More info about simpleAES here: https://github.com/huanlin/YetAnotherLibrary/blob/master/Source/Yalib/Cryptography/SimpleAes.cs

Thanks again for the help!

Answer 3

Bit of an old post, and I think the API has changed somewhat since then as it now uses WordArray rather than ByteArray.

But I was running into the same issue. Turns out, you can simply provide a base64-encoded string into decrypt(). So all you need to do is to create a base64-encoded string from your original message. I'm not sure what format your message is in now, but I'm going to assume it's a hex string.
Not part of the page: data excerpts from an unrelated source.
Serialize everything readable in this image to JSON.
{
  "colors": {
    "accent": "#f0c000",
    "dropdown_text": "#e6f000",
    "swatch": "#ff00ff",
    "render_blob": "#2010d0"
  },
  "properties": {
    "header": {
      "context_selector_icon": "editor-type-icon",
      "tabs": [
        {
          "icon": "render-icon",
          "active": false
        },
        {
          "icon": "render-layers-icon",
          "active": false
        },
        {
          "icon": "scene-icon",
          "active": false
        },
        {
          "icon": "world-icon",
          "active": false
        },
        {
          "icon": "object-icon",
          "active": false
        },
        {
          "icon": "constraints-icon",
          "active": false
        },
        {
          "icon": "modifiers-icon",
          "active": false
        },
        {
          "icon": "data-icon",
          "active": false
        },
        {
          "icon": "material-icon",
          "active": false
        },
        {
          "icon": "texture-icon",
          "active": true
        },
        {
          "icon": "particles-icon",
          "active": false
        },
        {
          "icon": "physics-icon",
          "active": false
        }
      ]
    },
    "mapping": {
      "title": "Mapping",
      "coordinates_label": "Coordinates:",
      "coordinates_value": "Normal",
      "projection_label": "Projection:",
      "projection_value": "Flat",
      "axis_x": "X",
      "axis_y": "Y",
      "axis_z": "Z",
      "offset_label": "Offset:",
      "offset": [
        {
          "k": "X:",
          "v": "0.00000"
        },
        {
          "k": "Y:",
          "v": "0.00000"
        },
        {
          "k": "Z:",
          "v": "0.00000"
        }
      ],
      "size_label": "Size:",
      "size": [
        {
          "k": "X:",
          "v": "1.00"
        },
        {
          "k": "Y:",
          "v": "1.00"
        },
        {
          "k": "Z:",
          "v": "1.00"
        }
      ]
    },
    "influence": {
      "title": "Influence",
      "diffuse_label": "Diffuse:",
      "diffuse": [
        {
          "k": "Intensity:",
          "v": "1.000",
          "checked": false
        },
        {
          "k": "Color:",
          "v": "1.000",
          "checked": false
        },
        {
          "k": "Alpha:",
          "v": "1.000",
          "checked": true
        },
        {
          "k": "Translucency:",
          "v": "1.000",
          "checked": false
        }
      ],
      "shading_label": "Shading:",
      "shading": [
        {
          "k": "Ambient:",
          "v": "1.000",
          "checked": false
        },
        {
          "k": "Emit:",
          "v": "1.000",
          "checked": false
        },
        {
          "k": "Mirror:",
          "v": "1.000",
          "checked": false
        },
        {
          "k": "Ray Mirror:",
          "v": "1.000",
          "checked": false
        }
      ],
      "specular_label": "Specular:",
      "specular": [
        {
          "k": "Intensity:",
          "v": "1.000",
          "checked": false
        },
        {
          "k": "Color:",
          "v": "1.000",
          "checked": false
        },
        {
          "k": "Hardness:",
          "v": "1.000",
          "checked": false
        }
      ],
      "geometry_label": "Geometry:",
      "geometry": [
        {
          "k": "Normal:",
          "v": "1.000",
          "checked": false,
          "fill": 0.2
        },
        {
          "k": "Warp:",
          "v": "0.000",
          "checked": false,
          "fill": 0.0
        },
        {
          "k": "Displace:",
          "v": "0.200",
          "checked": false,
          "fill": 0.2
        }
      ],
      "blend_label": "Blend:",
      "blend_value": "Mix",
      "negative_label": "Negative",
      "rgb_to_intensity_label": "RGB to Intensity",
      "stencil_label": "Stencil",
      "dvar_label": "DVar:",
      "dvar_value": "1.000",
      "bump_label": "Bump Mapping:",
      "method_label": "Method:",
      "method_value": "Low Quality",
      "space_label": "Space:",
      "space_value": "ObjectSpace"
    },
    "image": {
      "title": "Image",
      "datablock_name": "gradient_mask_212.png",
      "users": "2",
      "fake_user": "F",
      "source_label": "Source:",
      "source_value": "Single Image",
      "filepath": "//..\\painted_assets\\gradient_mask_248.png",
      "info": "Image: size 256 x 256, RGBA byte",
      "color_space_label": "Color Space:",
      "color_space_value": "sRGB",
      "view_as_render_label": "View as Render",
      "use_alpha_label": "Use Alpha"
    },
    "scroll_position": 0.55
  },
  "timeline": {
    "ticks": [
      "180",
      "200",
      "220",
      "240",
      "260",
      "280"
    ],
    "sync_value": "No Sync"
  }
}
var origCipher = "129212143036071008133136215105140171136216244116"; // is this supposed to be a hex string?
var origKey = [ 123, 217, 20, 11, 24, 26, 85, 45, 114, 184, 27, 162, 37, 115, 222, 209, 241, 24, 175, 144, 175, 53, 196, 29, 24, 23, 17, 218, 131, 226, 53, 209 ];
var origIV = [ 146, 66, 191, 151, 23, 3, 113, 119, 231, 131, 133, 112, 79, 32, 114, 136 ];

var key = CryptoJS.lib.WordArray.create(new UInt8Array(origKey));
var iv = CryptoJS.lib.WordArray.create(new UInt8Array(origIV));
var cipher = CryptoJS.enc.Base64.stringify(CryptoJS.enc.Hex.parse(origCipher));

var plain = CryptoJS.AES.decrypt(cipher, key, { iv: iv });
var plaintext = CryptoJS.enc.UTF8.stringify(plain);

Above code doesn't result in a correct result, though, so your input ciphertext is probably not a hex string.